1 :  Bis zu welcher Entfernung des Kabels kann an es die/den Geschwindigkeit/Ping beeinträchtigen ? (Mein Zimmer ist vom Anschluss ca.3-5m entfernt )

2 : Hat der Kabel egal bei welcher Entfernung immer die gleiche Leistung ? (Frage   1 hört sich ähnlich an ,aber zweimal fragen ist bekanntlich immer sicherer  .)

Danke im Voraus,
Mfg


----------



## Gast XXXX (4. Februar 2011)

*AW: Kabel-Länge relevant für Ping/Internet*

Mein Rechner steht auch ca. 3m vom Anschluß weg und ich wage es zu zweifeln das der Leitungswiederstand einen so großen Einfluß hat, das wenn ich den an einem 30 cm Kabel anschließe einen besseren Ping oder eine bessere Geschwindigkeit habe! 

Zur zweiten Frage, natürlich nicht denn physikalisch steht einem der elektrische Widerstand im Weg, der sich mit der Länge immer mehr erhöht, bis die Leistung einbricht und die Signale vertärkt werden müssen.


----------



## K3n$! (4. Februar 2011)

*AW: Kabel-Länge relevant für Ping/Internet*

Bei 3-5m merkst du keinen Unterschied.
Ich habe ca. 25m und der Ping ändert sich nicht.

Die Leistung wird demnach, so denke ich zumindest, nicht verändert.
Wie gesagt, 3-5m sind gar nichts 


Edit:

Ping 192.168.2.1

Ping wird ausgeführt für 192.168.2.1 mit 32 Bytes Daten:
Antwort von 192.168.2.1: Bytes=32 Zeit<1ms TTL=64
Antwort von 192.168.2.1: Bytes=32 Zeit<1ms TTL=64
Antwort von 192.168.2.1: Bytes=32 Zeit<1ms TTL=64
Antwort von 192.168.2.1: Bytes=32 Zeit<1ms TTL=64

Ping-Statistik für 192.168.2.1:
    Pakete: Gesendet = 4, Empfangen = 4, Verloren = 0
    (0% Verlust),
Ca. Zeitangaben in Millisek.:
    Minimum = 0ms, Maximum = 0ms, Mittelwert = 0ms


----------



## DrSin (4. Februar 2011)

*AW: Kabel-Länge relevant für Ping/Internet*

Leute... ich habe mit W-Lan über 3 Etagen und sehr dicke Wände nen Ping von 9 nach goolge... ich glaube mit kabel kanns nur besser sein.


----------



## K3n$! (4. Februar 2011)

*AW: Kabel-Länge relevant für Ping/Internet*



DrSin schrieb:


> Leute... ich habe mit W-Lan über 3 Etagen und sehr dicke Wände nen Ping von 9 nach goolge... ich glaube mit kabel kanns nur besser sein.

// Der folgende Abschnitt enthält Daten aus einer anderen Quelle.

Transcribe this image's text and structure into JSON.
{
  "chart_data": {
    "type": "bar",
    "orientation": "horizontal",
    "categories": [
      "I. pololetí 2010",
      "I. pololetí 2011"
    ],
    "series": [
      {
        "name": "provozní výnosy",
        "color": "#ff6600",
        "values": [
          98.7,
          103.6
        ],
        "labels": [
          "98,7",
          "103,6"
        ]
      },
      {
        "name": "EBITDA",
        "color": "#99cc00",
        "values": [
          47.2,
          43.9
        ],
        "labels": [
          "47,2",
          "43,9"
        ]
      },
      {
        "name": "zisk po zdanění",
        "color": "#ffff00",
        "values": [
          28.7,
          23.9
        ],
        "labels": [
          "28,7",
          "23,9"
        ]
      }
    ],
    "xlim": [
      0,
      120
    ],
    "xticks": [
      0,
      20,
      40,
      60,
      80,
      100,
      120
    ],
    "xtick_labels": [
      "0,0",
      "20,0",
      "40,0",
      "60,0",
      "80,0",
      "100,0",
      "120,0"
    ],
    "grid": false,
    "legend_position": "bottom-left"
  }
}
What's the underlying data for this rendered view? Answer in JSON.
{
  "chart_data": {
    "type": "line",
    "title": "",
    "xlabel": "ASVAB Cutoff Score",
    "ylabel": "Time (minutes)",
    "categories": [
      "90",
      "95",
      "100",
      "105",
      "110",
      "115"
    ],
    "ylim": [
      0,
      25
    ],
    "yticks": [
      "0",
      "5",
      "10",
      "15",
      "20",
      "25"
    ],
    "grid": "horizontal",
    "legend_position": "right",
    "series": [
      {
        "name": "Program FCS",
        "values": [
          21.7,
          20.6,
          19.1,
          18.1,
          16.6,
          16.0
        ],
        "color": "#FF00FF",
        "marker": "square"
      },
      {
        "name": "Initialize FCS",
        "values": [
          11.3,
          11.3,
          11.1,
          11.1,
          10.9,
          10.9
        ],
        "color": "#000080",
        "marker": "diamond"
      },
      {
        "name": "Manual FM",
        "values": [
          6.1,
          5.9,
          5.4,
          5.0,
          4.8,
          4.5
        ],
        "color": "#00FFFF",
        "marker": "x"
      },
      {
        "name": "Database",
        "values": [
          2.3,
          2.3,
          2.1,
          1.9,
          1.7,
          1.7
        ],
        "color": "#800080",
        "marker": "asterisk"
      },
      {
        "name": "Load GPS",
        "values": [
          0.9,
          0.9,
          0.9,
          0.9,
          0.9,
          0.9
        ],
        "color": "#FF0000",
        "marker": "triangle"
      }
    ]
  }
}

Einen Ping von 9 zu Google?
Ich glaube, das kann man selbst mit einem Kabel kaum toppen.


----------



## rehacomp (4. Februar 2011)

*AW: Kabel-Länge relevant für Ping/Internet*

normale Netzwerkkabel (Cat5e) könne bis zu 100m lang sein, ohne Probelme. erst dannach greift man zu Kabel mit besserer abschirmung (Cat 7)


----------



## Infrarot (4. Februar 2011)

*AW: Kabel-Länge relevant für Ping/Internet*

Bei uns zu Hause ist es ähnlich wie bei K3n$!. Allerdings müssen von unserer Wohnung mindestens 30 Meter überwunden werden. Dabei kommt ein Cat6 Kabel zum Einsatz.

Bis zum eigentlichen Internetanschluss sind noch zwei Router dazwischengeschaltet und bis zum entsprechenden Gerät ist der Ping über LAN-only (zwei andere Rechner gehen über W-LAN ans Netz) vernächlässigbar, d.h. <1 ms.


----------



## -Life- (5. Februar 2011)

*AW: Kabel-Länge relevant für Ping/Internet*

Danke für die Antworten ,bin sehr erleichtert  . 
Mfg


----------



## Murxwitz (5. Februar 2011)

*AW: Kabel-Länge relevant für Ping/Internet*

da die signale sich in den leitungen mit lichtgeschwindigkeit ausbreiten kannst du dir ausrechnen um wieviel dein ping sich verändert


----------